New data shows that Citi is the biggest global funder of companies
expanding oil, gas, and coal of any bank in the world. Citi has poured over $200 billion into fossil fuel companies since the Paris Agreement to limit planetary warming was signed in 2015 according to the latest annual report Banking on Climate Chaos by Rainforest Action Network and a coalition of NGOs. 

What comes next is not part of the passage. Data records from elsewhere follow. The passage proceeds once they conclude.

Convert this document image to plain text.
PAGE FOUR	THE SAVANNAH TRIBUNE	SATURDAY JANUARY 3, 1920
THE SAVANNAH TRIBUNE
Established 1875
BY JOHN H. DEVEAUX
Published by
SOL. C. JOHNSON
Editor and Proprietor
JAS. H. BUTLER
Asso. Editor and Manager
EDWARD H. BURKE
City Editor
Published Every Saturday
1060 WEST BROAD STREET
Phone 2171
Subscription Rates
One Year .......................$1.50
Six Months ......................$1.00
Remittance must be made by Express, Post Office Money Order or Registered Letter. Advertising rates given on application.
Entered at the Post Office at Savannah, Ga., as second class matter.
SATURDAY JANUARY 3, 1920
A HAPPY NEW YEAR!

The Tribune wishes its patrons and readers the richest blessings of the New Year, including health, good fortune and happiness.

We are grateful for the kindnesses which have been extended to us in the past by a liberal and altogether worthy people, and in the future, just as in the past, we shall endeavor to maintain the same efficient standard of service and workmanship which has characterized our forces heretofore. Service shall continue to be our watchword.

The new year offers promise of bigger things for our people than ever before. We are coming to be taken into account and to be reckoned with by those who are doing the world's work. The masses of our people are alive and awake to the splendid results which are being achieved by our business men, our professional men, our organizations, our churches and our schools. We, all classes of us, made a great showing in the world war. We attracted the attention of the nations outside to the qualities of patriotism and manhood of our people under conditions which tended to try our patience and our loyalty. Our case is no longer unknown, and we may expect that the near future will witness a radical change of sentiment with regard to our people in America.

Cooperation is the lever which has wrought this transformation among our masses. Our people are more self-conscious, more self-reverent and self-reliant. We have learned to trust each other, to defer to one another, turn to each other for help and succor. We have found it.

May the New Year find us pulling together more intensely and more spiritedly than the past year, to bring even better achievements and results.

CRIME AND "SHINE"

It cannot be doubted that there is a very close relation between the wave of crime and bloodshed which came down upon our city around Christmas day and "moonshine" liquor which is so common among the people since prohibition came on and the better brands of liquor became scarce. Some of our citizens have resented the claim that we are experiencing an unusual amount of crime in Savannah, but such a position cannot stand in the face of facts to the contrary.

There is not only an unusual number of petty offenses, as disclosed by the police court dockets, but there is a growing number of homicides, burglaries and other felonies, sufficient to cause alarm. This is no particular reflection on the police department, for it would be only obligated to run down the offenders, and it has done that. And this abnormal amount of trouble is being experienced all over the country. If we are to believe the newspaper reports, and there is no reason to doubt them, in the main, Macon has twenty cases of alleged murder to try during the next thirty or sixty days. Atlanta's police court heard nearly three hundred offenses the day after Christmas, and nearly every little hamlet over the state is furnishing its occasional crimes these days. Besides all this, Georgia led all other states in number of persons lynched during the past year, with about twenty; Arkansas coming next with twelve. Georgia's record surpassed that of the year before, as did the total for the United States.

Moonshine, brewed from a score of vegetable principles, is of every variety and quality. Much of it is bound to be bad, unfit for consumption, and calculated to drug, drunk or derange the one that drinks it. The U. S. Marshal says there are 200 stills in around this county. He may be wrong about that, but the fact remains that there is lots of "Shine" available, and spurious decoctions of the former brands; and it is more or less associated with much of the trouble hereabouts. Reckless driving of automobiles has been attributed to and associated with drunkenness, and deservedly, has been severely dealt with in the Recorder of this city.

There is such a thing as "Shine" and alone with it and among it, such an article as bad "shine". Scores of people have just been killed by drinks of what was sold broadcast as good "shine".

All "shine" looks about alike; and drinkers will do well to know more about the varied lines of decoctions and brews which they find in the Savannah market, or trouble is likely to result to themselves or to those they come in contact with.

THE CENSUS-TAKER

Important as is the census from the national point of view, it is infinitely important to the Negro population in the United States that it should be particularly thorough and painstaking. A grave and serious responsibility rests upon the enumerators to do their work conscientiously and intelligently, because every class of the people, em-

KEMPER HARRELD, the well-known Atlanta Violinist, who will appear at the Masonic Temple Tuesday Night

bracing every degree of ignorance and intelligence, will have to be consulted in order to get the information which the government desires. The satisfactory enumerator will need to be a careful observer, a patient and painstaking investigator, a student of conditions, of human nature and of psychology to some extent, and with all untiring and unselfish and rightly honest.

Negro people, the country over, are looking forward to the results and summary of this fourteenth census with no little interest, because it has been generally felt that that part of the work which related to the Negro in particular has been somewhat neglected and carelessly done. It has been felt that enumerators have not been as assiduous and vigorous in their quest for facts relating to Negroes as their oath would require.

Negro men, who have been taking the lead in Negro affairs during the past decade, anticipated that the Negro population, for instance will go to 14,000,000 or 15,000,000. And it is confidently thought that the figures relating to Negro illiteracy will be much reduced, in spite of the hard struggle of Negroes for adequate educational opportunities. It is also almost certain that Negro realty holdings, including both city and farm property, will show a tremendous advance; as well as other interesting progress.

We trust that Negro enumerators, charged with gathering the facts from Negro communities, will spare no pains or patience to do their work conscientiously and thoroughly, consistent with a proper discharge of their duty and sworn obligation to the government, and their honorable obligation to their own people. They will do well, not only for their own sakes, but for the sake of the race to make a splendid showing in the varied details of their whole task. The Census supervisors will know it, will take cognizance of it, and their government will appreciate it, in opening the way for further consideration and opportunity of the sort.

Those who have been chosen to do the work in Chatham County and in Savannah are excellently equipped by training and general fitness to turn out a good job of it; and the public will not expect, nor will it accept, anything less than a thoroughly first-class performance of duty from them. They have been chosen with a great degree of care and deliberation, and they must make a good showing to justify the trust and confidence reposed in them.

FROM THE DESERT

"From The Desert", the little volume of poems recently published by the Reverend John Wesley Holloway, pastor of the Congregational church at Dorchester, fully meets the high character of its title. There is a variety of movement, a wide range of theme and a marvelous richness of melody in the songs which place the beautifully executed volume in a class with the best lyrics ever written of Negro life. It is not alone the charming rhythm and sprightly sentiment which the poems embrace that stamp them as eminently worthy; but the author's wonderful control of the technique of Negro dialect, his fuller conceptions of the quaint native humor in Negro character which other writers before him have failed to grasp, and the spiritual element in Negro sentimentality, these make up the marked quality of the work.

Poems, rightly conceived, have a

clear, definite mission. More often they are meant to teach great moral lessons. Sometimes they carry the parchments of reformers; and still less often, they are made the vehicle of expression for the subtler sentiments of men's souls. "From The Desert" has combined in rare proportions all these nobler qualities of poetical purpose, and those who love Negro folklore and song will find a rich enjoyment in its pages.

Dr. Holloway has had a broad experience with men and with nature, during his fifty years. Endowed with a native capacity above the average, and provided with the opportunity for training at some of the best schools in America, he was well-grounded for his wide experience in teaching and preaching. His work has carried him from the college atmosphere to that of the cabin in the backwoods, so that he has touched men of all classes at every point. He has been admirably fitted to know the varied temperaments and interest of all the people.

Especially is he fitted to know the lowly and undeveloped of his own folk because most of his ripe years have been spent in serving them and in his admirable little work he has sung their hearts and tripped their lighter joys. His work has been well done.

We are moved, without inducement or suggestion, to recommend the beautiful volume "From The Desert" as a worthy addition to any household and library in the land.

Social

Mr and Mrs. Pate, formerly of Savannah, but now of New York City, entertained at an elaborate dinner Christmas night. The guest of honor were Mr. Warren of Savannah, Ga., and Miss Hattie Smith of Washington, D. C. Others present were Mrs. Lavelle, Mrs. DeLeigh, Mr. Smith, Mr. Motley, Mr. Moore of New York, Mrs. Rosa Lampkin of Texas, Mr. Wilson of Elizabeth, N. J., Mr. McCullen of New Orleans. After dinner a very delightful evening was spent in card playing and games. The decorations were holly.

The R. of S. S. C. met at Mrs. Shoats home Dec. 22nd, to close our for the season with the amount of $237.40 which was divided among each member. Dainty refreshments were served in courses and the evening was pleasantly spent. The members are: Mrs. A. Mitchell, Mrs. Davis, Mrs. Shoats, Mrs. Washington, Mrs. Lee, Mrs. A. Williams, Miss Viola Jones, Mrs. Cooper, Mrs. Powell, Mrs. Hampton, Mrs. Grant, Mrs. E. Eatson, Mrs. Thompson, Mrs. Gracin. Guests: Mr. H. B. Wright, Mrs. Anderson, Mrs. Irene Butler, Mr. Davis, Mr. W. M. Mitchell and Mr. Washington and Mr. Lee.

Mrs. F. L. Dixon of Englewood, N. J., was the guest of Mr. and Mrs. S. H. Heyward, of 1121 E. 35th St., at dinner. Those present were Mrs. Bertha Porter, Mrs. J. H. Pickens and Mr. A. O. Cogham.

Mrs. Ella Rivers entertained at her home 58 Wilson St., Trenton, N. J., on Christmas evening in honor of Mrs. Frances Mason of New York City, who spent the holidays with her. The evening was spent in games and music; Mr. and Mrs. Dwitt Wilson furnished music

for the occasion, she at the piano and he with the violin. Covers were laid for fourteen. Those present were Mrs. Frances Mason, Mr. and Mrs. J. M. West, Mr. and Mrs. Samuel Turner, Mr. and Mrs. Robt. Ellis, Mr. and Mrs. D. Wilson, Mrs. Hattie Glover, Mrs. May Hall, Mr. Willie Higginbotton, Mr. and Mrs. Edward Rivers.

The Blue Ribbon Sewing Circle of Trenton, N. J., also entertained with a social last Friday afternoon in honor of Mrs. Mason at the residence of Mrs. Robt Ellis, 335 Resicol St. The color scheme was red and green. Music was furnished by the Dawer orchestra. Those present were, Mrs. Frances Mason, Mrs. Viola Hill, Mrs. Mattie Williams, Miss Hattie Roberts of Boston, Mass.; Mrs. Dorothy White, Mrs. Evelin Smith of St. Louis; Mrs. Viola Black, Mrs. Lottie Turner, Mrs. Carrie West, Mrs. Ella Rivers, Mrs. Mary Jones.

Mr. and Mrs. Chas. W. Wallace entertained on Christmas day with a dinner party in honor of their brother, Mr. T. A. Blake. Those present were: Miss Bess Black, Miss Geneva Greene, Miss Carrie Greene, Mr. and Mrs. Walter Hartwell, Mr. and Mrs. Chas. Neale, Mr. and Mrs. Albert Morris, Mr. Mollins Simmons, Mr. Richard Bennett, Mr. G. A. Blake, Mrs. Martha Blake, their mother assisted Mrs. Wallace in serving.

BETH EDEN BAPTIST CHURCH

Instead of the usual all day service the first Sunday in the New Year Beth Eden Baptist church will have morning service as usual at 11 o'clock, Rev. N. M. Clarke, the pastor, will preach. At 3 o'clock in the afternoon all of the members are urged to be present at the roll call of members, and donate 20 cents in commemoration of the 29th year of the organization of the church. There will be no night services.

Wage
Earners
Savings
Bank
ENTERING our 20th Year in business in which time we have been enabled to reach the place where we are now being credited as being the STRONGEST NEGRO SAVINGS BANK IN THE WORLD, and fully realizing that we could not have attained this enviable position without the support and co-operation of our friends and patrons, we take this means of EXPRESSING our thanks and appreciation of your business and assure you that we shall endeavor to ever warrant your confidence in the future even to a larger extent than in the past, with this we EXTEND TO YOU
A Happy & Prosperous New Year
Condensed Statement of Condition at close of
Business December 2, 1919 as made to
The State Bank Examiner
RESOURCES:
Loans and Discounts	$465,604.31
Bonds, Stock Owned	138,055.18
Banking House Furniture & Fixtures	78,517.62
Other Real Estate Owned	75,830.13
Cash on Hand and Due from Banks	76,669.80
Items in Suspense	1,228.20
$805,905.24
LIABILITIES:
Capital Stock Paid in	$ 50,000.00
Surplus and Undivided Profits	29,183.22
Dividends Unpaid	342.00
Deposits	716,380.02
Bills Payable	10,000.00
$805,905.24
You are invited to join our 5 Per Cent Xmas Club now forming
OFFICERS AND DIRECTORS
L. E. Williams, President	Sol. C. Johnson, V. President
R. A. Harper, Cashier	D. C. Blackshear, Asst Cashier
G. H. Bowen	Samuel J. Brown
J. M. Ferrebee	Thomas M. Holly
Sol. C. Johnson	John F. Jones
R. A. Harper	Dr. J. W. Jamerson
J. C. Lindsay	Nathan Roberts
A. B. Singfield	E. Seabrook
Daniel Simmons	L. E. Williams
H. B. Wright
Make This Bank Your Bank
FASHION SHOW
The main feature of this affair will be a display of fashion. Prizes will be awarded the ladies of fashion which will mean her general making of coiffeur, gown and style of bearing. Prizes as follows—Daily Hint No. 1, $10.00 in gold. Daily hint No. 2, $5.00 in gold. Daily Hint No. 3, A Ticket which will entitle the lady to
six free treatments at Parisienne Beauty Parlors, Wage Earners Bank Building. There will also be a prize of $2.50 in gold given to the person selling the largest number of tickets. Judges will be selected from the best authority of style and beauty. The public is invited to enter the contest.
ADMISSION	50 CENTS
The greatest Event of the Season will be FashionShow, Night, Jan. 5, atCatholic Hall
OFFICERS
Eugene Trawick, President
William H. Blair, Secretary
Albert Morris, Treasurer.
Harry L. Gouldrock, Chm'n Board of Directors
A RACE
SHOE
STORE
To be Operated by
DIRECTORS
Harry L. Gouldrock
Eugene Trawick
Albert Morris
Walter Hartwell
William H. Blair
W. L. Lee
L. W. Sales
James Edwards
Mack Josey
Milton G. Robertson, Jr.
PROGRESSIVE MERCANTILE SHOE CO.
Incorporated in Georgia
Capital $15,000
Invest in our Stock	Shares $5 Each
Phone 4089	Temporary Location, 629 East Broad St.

Did Citi miss the memo that the world doesn’t need new fossil fuel projects? Or that major fossil fuel companies are actively avoiding being part of the transition?

 

Pollution and rights

“We came from so far to tell Citi not to finance Petroperú” – Olivia Bisa, president of the autonomous territorial government of the Chapra Nation in Peru

Citi is behind some of the most egregious recent developments of fossil fuels. Here is just a taster of some:

  • In Indonesia, Citi funds Adaro which is building an aluminium smelter plant in a conservation and migration area for endangered species such as the green turtles, hawksbill turtles and killer whales. 
  • Citi is also turning a blind eye to violations of Indigenous rights – from the US, to the Amazon and Australia. In Peru it backs Petroperú which is involved in hundreds of oil spills and  threats to Indigenous leaders which oppose them. Olivia Bisa, president of the autonomous territorial government of the Chapra Nation in Peru, travelled to New York recently and met Citi to tell the bank its funding was threatening her life and her family’s: “We came from so far to tell Citi not to finance Petroperú, because they are impacting us, not only polluting our territories, but also they are causing fights and that we can have conflicts among us, among Indigenous nations, because Petroperú is using divisive tactics in the communities. Since 2022, where I denounced an oil spill in my territory, I have been criminalized. I’ve been threatened. I have received six lawsuits against me from Petroperú.”

 

Investor ire

Concern over Indigenous rights has seen one in four Citi shareholders support a shareholder resolution by investor nuns for three years. The message from investors is clear: “human rights violations are bad for business”.

 

Foul funder

A look at which companies Citi has been funding paints a stark picture of what this bank really cares about. Citi pumped $15 billion into ExxonMobil, one of the world’s biggest oil producers, which knew about climate change for decades but actively lobbied to stop action on it. Citi also funds Saudi Aramco – receiving over $6 billion since 2016. Because of this funding, Citi was named in a UN complaint last year over human rights abuses linked to climate change.

 

Transition plans

Citi knows it’s got a problem with its clients and its fossil fuel funding. Its own report released recently shows that 71% of its clients do have adequate transition plans. Yet there has been no policy announcement to drop clients which won’t transition away from oil, gas, and coal and no commitment that it will no longer back fossil fuel expansion. 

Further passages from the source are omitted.